На приеме предполагалось и музыкальное отделение с участием передового композитора и певца, тенора частной оперы. Композитор играл бесплатно — он везде и всегда был рад исполнять свои произведения, а тем более на вечере у Кременецкого, который и в музыке придерживался передовых взглядов: говорил, что для него музыка начинается с Дебюсси. Певец же получал за свое выступление четыреста рублей, уже отложенных хозяйкой в конверт (его предполагалось сунуть после ужина певцу незаметно, хотя сумма эта была заранее точно установлена по телефону не без полушутливого торга — певец хотел пятьсот).
По случаю большого приема обед был подан раньше обычного и продолжался очень недолго.

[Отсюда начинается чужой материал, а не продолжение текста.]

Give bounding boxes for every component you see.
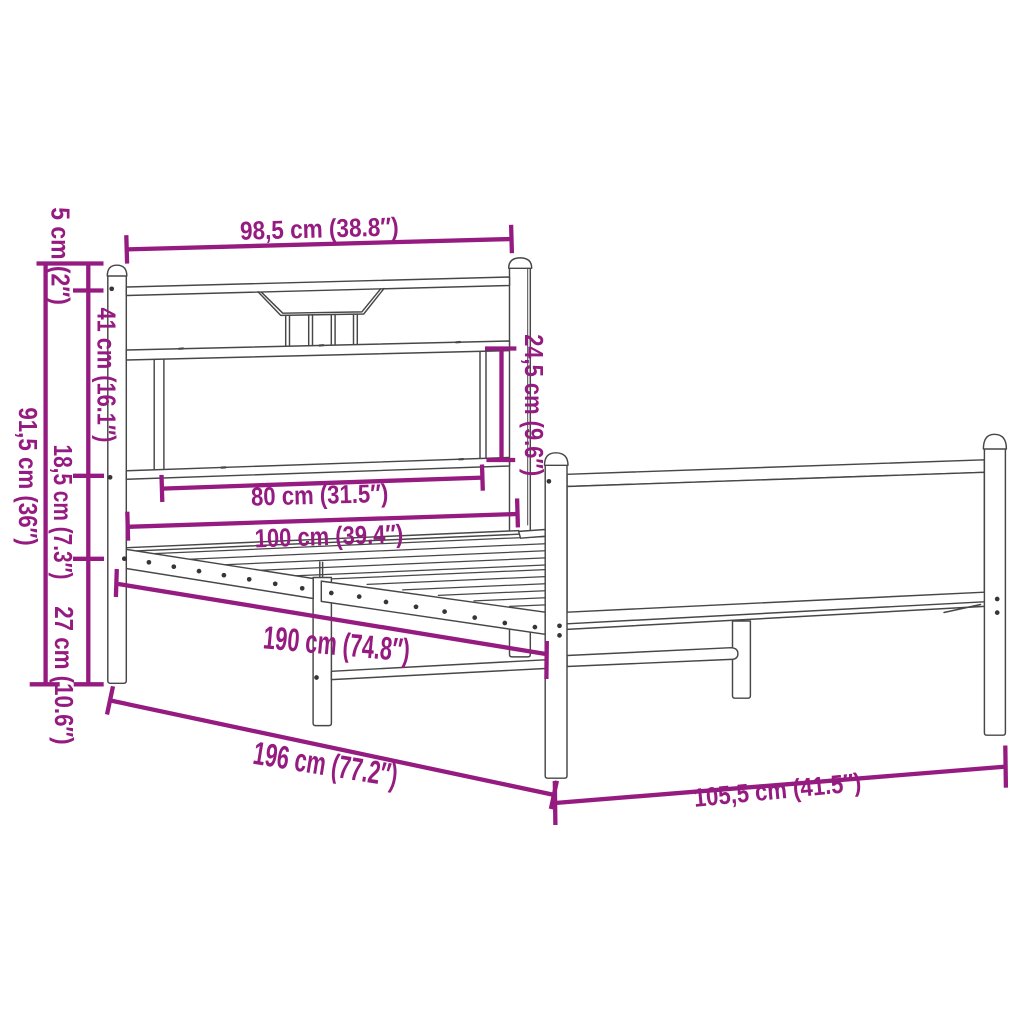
svg-text:18,5 cm (7.3″): 18,5 cm (7.3″): [48, 445, 78, 580]
svg-text:24,5 cm (9.6″): 24,5 cm (9.6″): [519, 334, 549, 476]
svg-text:41 cm (16.1″): 41 cm (16.1″): [91, 308, 121, 443]
svg-text:27 cm (10.6″): 27 cm (10.6″): [49, 606, 79, 744]
svg-text:80 cm (31.5″): 80 cm (31.5″): [251, 478, 389, 512]
svg-text:5 cm (2″): 5 cm (2″): [46, 207, 76, 305]
svg-text:91,5 cm (36″): 91,5 cm (36″): [13, 407, 43, 545]
svg-text:98,5 cm (38.8″): 98,5 cm (38.8″): [240, 211, 399, 245]
svg-text:100 cm (39.4″): 100 cm (39.4″): [254, 518, 403, 553]
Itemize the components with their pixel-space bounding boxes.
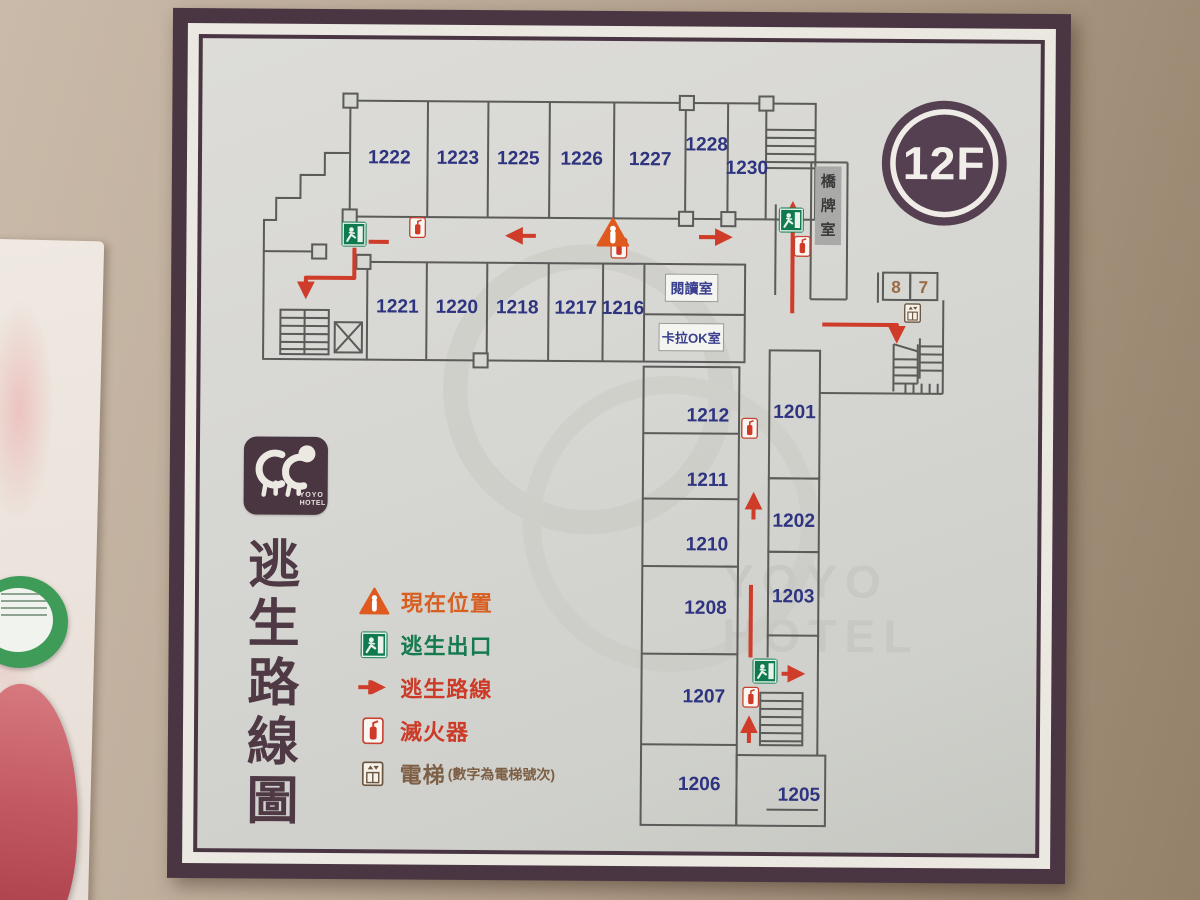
title-char: 圖 — [235, 772, 309, 832]
room-number: 1207 — [683, 686, 726, 707]
elevator-number-8: 8 — [891, 278, 901, 297]
room-number: 1206 — [678, 774, 721, 795]
room-number: 1223 — [436, 148, 479, 169]
current-location-icon — [598, 219, 628, 246]
elevator-number-7: 7 — [918, 278, 928, 297]
room-number: 1202 — [772, 511, 815, 532]
sticker-text-area — [0, 588, 53, 652]
room-number: 1226 — [560, 149, 603, 170]
room-number: 1222 — [368, 147, 411, 168]
elevator-icon — [905, 304, 921, 322]
svg-text:牌: 牌 — [821, 197, 836, 215]
fire-extinguisher-icon — [794, 236, 810, 256]
legend-row-current-location: 現在位置 — [357, 587, 557, 616]
room-number: 1220 — [435, 297, 478, 318]
logo-text-line2: HOTEL — [300, 500, 326, 507]
room-number: 1210 — [686, 534, 729, 555]
fire-extinguisher-icon — [743, 687, 759, 707]
route-arrow-icon — [356, 680, 390, 694]
legend-row-extinguisher: 滅火器 — [356, 716, 556, 745]
legend: 現在位置 逃生出口 逃生路線 — [356, 587, 557, 803]
room-number: 1205 — [778, 785, 821, 806]
room-number: 1217 — [554, 298, 597, 319]
room-number: 1211 — [687, 470, 729, 491]
title-char: 生 — [237, 595, 311, 655]
floor-badge-text: 12F — [903, 137, 986, 190]
karaoke-room-label: 卡拉OK室 — [662, 330, 721, 346]
sign-frame: YOYO HOTEL — [167, 8, 1071, 884]
title-char: 逃 — [237, 536, 311, 596]
current-location-icon — [357, 587, 391, 615]
photo-of-escape-route-sign: YOYO HOTEL — [0, 0, 1200, 900]
title-char: 路 — [236, 654, 310, 714]
legend-note: (數字為電梯號次) — [448, 764, 555, 785]
logo-text-line1: YOYO — [300, 492, 324, 499]
exit-icon — [779, 207, 804, 232]
sign-inner-band: YOYO HOTEL — [182, 23, 1056, 869]
room-number: 1221 — [376, 296, 419, 317]
fire-extinguisher-icon — [356, 717, 390, 744]
room-number: 1212 — [687, 405, 730, 426]
legend-label: 逃生出口 — [400, 628, 492, 661]
legend-row-elevator: 電梯 (數字為電梯號次) — [356, 759, 556, 788]
elevator-icon — [356, 761, 390, 786]
hotel-logo-mark: YOYO HOTEL — [244, 436, 329, 515]
fire-extinguisher-icon — [742, 418, 758, 438]
legend-label: 滅火器 — [400, 714, 469, 746]
svg-text:室: 室 — [820, 221, 835, 239]
title-char: 線 — [236, 713, 310, 773]
legend-label: 逃生路線 — [400, 671, 492, 704]
room-number: 1218 — [496, 297, 539, 318]
legend-label: 電梯 — [400, 757, 446, 789]
exit-icon — [341, 221, 366, 246]
floor-badge: 12F — [881, 100, 1007, 226]
room-number: 1225 — [497, 148, 540, 169]
legend-label: 現在位置 — [401, 585, 493, 618]
sign-title-vertical: 逃 生 路 線 圖 — [235, 536, 311, 832]
bridge-room-label: 橋 牌 室 — [820, 173, 836, 239]
room-number: 1227 — [629, 149, 672, 170]
reflection-highlight — [0, 299, 57, 521]
room-number: 1216 — [602, 298, 645, 319]
exit-icon — [357, 631, 391, 658]
room-number: 1230 — [725, 158, 768, 179]
room-number: 1203 — [772, 586, 815, 607]
hotel-logo: YOYO HOTEL — [244, 436, 329, 515]
legend-row-route: 逃生路線 — [356, 673, 556, 702]
legend-row-exit: 逃生出口 — [357, 630, 557, 659]
room-number: 1208 — [684, 598, 727, 619]
room-number: 1228 — [685, 134, 728, 155]
reading-room-label: 閱讀室 — [670, 280, 712, 296]
fire-extinguisher-icon — [410, 218, 426, 238]
svg-text:橋: 橋 — [821, 173, 837, 191]
room-number: 1201 — [773, 402, 816, 423]
exit-icon — [752, 658, 777, 683]
sign-face: YOYO HOTEL — [193, 34, 1045, 858]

После обеда хозяин, высокий, грузный и рыхлый блондин, походивший на актера — любимца дам, второй раз в этот день выбрился в своей роскошной спальне перед огромным трехстворчатым зеркалом. Затем он надел, морщась, туго накрахмаленную белую рубашку и смокинг. Надевая брюки, он с неудовольствием заметил, что пуговицы сошлись на животе не очень легко, хотя смокинг был сшит недавно. «После войны сейчас же надо будет съездить в Мариенбад, — подумал он. — Хлеба, говорят, нужно есть меньше».
Несмотря на то, что скоро могли появиться первые гости, Кременецкий еще сел за работу, он работал в течение десяти месяцев в году по десять часов в день регулярно, чем крайне огорчал жену и наводил трепет на помощников. Семен Исидорович прошел в свой кабинет, обставленный в строгом деловом стиле. Вдоль стен тянулись шкапы с книгами преимущественно юридического и политического содержания в темных переплетах с инициалами С. К. внизу на корешках. На шкапах и на огромном письменном столе были расставлены фотографии виднейших судебных и политических деятелей с любезными надписями хозяину. Позади письменного стола, над длинной полкой с «Энциклопедическим словарем», зажатым между двумя бронзовыми львами, висел портрет госпожи Кременецкой работы известного художника, а на противоположной стене огромная фотография, изображавшая босого Толстого. Низенькая, заклеенная обоями, незаметная дверь вела в канцелярию (Кременецкий так называл комнату, где работали его помощники и переписчица).
В кабинете ничто не было изменено в связи с предстоящим приемом — он и в обычное время содержался в образцовом порядке. Только на камине стояли подносы с рюмками и несколько бутылок. Это было сделано по настоянию Кременецкого — его жена находила, что незачем подавать гостям спиртные напитки до ужина. «Это, если хочешь, даже и дурной тон», — сказала Тамара Матвеевна. Семен Исидорович не вмешивался в хозяйственную сторону вечера, всецело полагаясь на жену, которая имела довольно большой опыт. Кременецкий был уже несколько лет вполне обеспеченным, даже почти богатым человеком. На спиртных напитках он, однако, настоял.
«Дурной или не дурной тон, — сказал он не без раздражения, — а без алкоголя оживления не бывает и в самом лучшем обществе. Сделай, золото мое, как я говорю».
Его желание было, как всегда, тотчас исполнено. Тамара Матвеевна боготворила своего мужа и считала его первым человеком в мире.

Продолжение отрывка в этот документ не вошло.